Federal Government Prepares to Define Essential Benefits

Published November 21, 2012

President Obama’s health care law requires that the administration define essential health benefits for the nation, a task which federal and state officials have found more challenging than expected.

As of October 2012, only eleven states have settled on essential health care benefits packages or are close to doing so, while twenty others are still considering the issue. The plans are widely divergent on some coverage requirements. In California, legislators maintain acupuncture benefits are essential to every plan. In Michigan, officials want to include chiropractic services. In Oregon, they’ve decided neither service should be included.

The decisions could have a big impact on health insurance premiums. If state insurance plans cover too much, premiums will necessarily rise and become prohibitively expensive. But although the Obama administration empowered each state to devise its own list of essential health care benefits, it left the final say to the U.S. Secretary of Health and Human Services (HHS)—meaning there is only a certain amount of flexibility to cut back on costlier mandates.

Feds Run the Show

Jonathan Ingram, director of health policy and pension reform studies for the Illinois Policy Institute, notes although states have been asked to make “suggestions,” HHS retains the ultimate authority to set the benefits.

“Ultimately, these rules impose even more onerous benefit mandates on consumers and drive up the cost of insurance. We should be giving people the freedom to choose and customize health plans that meet their own needs, not the needs of bureaucrats in Washington, DC,” said Ingram.

Ingram notes states must also include coverage in 10 broad categories contained in Obama’s law, including mandatory minimum coverage for doctor visits, maternity care, and prescription drugs. They must also model their plans on existing health insurance policies, using a small-group plan or the insurance package of state employees as a template.

Even so, federal bureaucrats are free to change or reject altogether anything the states suggest.

Power of Lobbyists

Devon Herrick, a senior fellow and health economist with the National Center for Policy Analysis, says lobbyists, not patient needs, will drive which benefits are deemed essential.
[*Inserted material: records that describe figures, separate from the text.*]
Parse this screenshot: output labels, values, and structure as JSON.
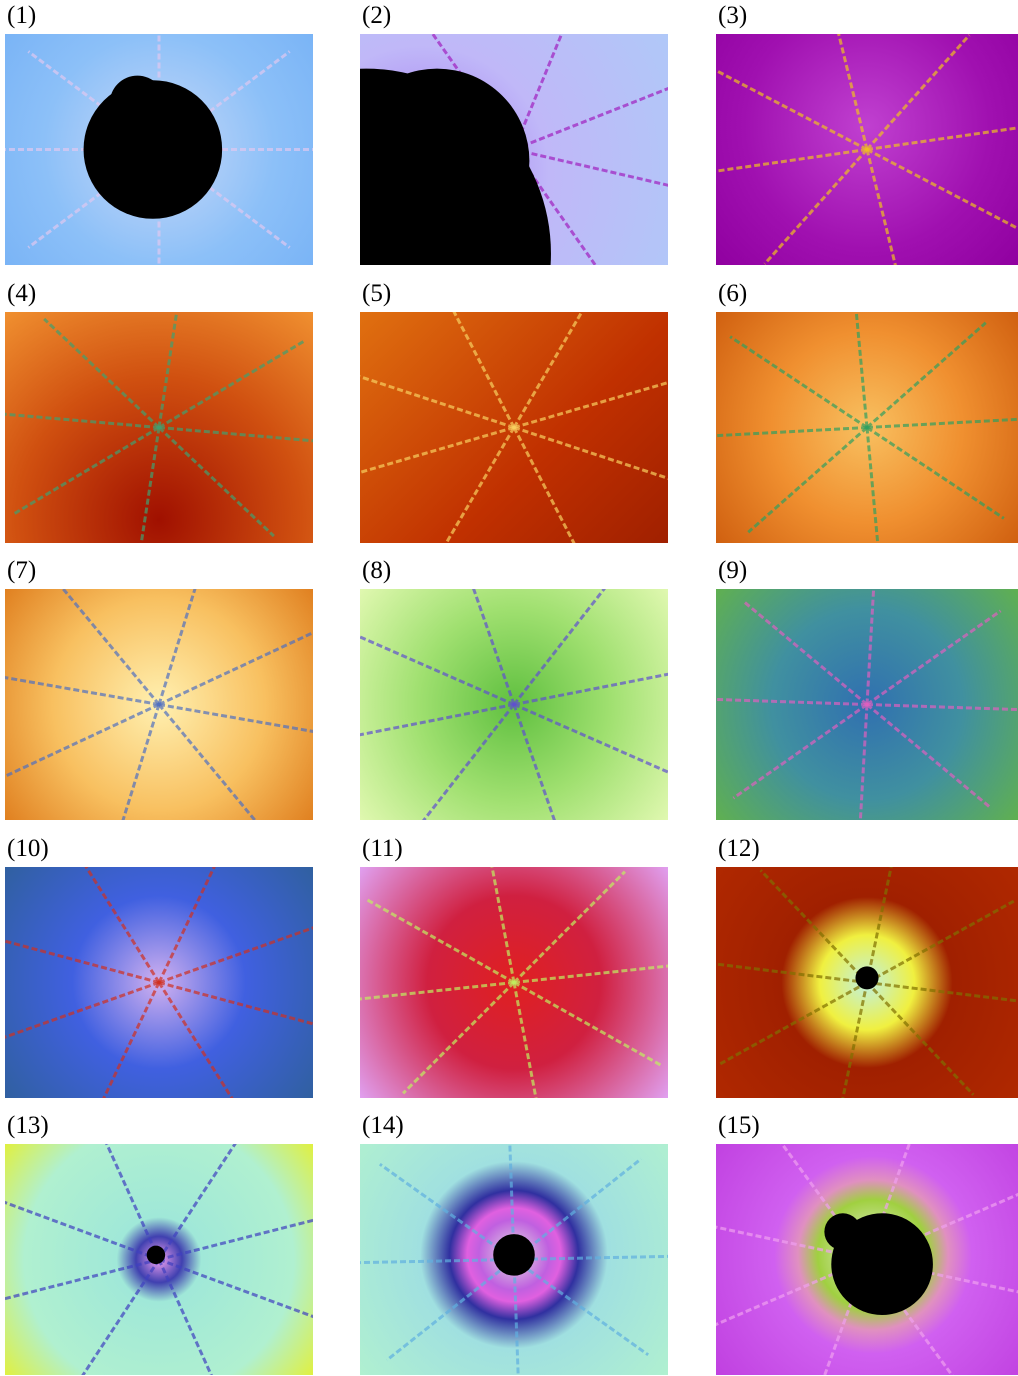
{
  "panels": [
    {
      "label": "(1)"
    },
    {
      "label": "(2)"
    },
    {
      "label": "(3)"
    },
    {
      "label": "(4)"
    },
    {
      "label": "(5)"
    },
    {
      "label": "(6)"
    },
    {
      "label": "(7)"
    },
    {
      "label": "(8)"
    },
    {
      "label": "(9)"
    },
    {
      "label": "(10)"
    },
    {
      "label": "(11)"
    },
    {
      "label": "(12)"
    },
    {
      "label": "(13)"
    },
    {
      "label": "(14)"
    },
    {
      "label": "(15)"
    }
  ]
}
He notes many states with already heavier mandates for required coverage will increase them further in response to active lobbying efforts in the statehouse from “rent-seekers”.

“Once the Affordable Care Act is up and running, lobbyists and representatives for specific diseases and conditions will descend on states capitols and demand the specific diseases and conditions for which they advocate must be covered under the so-called ‘essential benefit package’,” said Herrick.